Utilisant réseaux sociaux, forums et messageries pour intimider, menacer ou ridiculiser, le cyberharcèlement prend une ampleur préoccupante au Gabon, comme ailleurs dans le monde. Ce phénomène fait des ravages, notamment chez les jeunes, plus vulnérables et exposés via les médias sociaux. Les conséquences sur la santé mentale et le bien-être des victimes peuvent être dévastatrices.
« Le cyberharcèlement est aujourd’hui un véritable facteur de désorganisation psychique, en particulier chez les adolescents, mais pas seulement. Nous observons une recrudescence de plaintes liées à des interactions numériques toxiques, vécues comme traumatisantes », alerte Mawele Mbembou Hynnel Verley, psychologue clinicien et psychopathologue.
Face à cette menace grandissante pour la santé mentale des citoyens, des mesures s’imposent. « Ce harcèlement n’est pas juste une série d’insultes. C’est une atteinte à ce que Didier Anzieu appelle le Moi-peau, cette frontière psychique qui protège notre identité », explique Mawele Mbembou. « Quand on est humilié sur Facebook, TikTok ou via des groupes WhatsApp, ce Moi-peau est lacéré, et la personne se sent psychiquement nue, exposée et sans défense ». Il est donc impératif que les autorités sensibilisent la population à ces dangers et renforcent l’arsenal législatif pour protéger les victimes et sanctionner les auteurs.
On oublie souvent que les mots peuvent blesser plus profondément que les coups. Ces douleurs invisibles peuvent mener à la dépression, voire au suicide. Elisia, victime, témoigne : « Quand j’étais au lycée, des camarades m’ont prise en photo et l’ont postée. Les commentaires étaient si méchants que je n’osais plus aller en cours ni même sortir de chez moi. J’étais devenue l’objet de moqueries de gens que je ne connaissais même pas ». Ce type d’expérience traumatisante explique pourquoi certaines victimes en viennent à vivre recluses, pour échapper à la haine véhiculée par des personnes cachées derrière leurs écrans.
Il est aussi essentiel de comprendre les motivations des harceleurs. Certains sont eux-mêmes d’anciennes victimes reproduisant un schéma de défense. « Souvent, derrière le cyberharcèlement, on retrouve un mécanisme de projection. C’est-à-dire que le harceleur projette sur autrui ses propres fragilités, son insécurité, sa faiblesse, son besoin de contrôle, parfois sa propre douleur non résolue », analyse le psychologue.

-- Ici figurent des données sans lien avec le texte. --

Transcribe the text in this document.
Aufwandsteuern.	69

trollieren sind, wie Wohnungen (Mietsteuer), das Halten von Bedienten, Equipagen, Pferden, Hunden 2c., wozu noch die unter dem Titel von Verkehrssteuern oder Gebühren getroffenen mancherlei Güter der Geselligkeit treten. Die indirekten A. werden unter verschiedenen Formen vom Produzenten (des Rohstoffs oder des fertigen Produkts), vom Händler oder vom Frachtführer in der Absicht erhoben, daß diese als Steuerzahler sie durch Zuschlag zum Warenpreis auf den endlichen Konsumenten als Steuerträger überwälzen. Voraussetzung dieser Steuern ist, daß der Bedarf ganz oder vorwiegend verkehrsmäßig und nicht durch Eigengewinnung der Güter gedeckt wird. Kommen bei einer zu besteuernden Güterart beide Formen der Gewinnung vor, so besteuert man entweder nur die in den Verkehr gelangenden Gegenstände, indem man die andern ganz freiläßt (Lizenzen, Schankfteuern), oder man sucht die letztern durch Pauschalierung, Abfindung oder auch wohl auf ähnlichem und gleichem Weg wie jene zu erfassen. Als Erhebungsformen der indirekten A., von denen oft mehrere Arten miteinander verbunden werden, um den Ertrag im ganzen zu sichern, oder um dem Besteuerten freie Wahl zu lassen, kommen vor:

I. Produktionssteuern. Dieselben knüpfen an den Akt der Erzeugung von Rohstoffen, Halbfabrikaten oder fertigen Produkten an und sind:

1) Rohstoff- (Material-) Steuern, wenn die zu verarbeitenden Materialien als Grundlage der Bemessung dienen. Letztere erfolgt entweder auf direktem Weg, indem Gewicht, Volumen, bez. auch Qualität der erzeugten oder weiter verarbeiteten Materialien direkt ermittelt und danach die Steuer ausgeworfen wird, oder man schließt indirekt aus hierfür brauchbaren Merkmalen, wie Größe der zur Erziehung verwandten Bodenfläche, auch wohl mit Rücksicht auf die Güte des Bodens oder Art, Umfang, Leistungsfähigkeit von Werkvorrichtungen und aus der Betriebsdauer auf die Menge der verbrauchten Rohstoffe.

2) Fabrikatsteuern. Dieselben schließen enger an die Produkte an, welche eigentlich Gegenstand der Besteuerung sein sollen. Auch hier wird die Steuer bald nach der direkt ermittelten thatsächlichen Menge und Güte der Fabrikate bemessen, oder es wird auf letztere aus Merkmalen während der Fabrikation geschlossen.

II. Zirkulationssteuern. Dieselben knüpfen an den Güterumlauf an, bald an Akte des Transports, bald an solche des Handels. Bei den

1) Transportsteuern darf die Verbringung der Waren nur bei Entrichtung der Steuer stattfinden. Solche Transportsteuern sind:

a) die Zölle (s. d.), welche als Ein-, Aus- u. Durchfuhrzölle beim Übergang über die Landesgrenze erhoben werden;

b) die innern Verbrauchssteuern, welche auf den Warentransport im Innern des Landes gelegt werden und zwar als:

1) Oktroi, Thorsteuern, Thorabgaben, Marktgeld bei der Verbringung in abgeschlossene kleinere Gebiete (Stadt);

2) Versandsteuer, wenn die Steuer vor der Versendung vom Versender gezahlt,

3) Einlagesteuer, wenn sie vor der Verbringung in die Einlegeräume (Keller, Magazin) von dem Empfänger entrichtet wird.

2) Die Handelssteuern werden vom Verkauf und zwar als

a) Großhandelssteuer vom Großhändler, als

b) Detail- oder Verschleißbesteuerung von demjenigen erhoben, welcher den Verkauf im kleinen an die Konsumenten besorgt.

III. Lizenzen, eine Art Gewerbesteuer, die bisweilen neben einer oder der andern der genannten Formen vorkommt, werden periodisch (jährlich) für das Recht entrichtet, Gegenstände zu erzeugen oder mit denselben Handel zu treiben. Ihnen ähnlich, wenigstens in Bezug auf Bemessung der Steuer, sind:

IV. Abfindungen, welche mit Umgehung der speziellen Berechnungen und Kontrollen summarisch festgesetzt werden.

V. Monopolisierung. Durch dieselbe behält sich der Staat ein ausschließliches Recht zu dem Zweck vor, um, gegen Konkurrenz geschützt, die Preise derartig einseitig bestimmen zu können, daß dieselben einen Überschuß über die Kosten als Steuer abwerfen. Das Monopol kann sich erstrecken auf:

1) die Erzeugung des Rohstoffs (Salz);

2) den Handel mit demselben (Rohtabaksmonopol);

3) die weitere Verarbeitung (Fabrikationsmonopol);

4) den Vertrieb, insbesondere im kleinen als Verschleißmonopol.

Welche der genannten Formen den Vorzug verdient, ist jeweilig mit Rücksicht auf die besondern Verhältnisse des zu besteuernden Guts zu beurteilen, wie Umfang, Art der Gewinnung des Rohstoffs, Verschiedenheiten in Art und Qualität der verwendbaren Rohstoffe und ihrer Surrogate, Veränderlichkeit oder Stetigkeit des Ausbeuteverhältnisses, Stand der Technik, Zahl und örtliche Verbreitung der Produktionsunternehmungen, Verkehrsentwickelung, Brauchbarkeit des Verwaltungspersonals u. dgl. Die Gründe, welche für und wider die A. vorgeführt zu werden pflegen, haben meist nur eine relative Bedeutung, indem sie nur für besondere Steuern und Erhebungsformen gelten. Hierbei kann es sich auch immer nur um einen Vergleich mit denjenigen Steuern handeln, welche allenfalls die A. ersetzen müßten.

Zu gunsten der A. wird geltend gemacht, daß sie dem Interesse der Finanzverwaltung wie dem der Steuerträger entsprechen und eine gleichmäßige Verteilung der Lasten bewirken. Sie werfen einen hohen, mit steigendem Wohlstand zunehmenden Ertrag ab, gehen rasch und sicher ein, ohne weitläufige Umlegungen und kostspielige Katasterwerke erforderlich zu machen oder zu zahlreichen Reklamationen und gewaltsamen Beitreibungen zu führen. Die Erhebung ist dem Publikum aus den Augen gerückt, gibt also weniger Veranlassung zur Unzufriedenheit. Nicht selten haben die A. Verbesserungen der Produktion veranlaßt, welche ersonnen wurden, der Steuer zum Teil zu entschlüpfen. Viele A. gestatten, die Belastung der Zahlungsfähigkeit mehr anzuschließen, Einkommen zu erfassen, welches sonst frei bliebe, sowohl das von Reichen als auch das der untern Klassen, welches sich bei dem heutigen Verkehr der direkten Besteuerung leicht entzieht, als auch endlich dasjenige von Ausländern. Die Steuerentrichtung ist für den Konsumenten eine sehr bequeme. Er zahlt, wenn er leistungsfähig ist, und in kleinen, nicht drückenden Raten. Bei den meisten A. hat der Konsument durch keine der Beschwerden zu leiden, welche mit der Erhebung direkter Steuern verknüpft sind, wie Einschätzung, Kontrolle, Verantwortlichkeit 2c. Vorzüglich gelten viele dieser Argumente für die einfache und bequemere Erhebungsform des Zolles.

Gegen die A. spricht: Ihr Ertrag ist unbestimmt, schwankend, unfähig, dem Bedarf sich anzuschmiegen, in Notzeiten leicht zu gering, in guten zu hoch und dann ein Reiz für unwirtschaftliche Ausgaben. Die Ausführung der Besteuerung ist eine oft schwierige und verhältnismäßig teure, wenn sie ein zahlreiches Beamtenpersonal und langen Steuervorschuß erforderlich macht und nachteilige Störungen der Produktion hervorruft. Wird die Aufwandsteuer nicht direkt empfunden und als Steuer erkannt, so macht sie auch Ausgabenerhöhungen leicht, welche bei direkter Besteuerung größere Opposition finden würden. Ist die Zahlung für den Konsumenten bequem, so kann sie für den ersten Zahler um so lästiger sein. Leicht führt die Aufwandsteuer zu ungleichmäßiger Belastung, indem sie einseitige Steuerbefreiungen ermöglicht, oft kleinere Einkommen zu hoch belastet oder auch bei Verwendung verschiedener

Somme toute, il apparaît fondamental que parents, éducateurs et professionnels de la santé mentale collaborent étroitement pour accompagner les jeunes victimes, les aider à surmonter les séquelles émotionnelles et prévenir de nouveaux cas.
Le cyberharcèlement est un problème majeur pour la société gabonaise, exigeant une action immédiate et coordonnée de tous les acteurs. Il est urgent de prendre des mesures concrètes pour protéger les plus vulnérables et mettre un terme à ce fléau insidieux qui peut détruire des vies.